Я мог бы движением губ поднимать ветер
или усилием мысли сдвигать горы,
и разносить мог бы благие вести,
и за одну ночь возводить город.
Или писать на наждачной бумаге оды
о недостатке гражданской отваги в душах,
или засеять каленым зерном свободы,
может, шестую часть бесполезной суши.
Или в железной рубахе ходить, если
только такая форма теперь в моде,
или ходить строем и петь песни,
смирно стоять или лежать в морге.
Мертвых я б мог поднимать из земли звуком
медной трубы, а живых превращать в мрамор,
небо вспахать мог бы ручным плугом,
взглядом сметать мог бы кресты с храмов.
Жестом я мог бы опустошать страны
и повергать в милость народ целый,
и исцелять солью стальной раны,
и назначать крови чужой цену.
Я мог бы убить душу, лишив боли,
и обрести бессмертье во имя счастья
тех, кто вошел в мясорубку моей воли,
тех, кто пропал в костомолке моей власти.

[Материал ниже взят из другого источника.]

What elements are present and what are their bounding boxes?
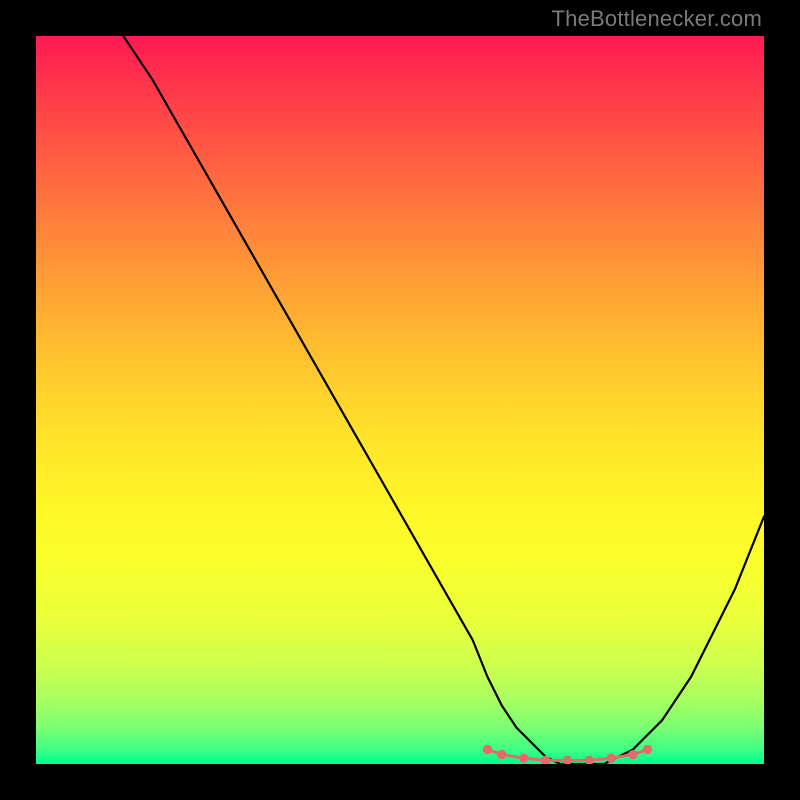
optimal-marker-segment xyxy=(487,749,502,754)
optimal-range-markers xyxy=(483,745,652,764)
optimal-marker-segment xyxy=(524,758,546,760)
watermark-text: TheBottlenecker.com xyxy=(552,6,762,32)
optimal-marker-segment xyxy=(611,755,633,759)
optimal-marker-dot xyxy=(498,750,506,758)
optimal-marker-segment xyxy=(633,749,648,754)
chart-frame: TheBottlenecker.com xyxy=(0,0,800,800)
optimal-marker-dot xyxy=(563,756,571,764)
optimal-marker-dot xyxy=(643,745,651,753)
optimal-marker-dot xyxy=(520,754,528,762)
optimal-marker-dot xyxy=(541,756,549,764)
optimal-marker-dot xyxy=(607,754,615,762)
bottleneck-curve xyxy=(123,36,764,764)
optimal-marker-segment xyxy=(589,758,611,760)
optimal-marker-dot xyxy=(629,750,637,758)
curve-layer xyxy=(36,36,764,764)
optimal-marker-dot xyxy=(483,745,491,753)
optimal-marker-dot xyxy=(585,756,593,764)
optimal-marker-segment xyxy=(502,755,524,759)
gradient-plot-area xyxy=(36,36,764,764)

Да, я мог бы владеть миром по праву веры
и оцепить сердце кольцом гнева,
но я не знаю в страсти своей меры,
но я не вижу в гневе своем неба.
Но я не знаю предела своей силы
в жажде вершить чудо одним махом,
и круговращение крови крушит жилы,
и сердце скрипит в карусельном чаду страха.
Так что же мне делать с напрасным, как жизнь, даром
в этом идущем вразнос колесе века
и как удержать сердце, одним ударом
поставленное на ребро поперек света?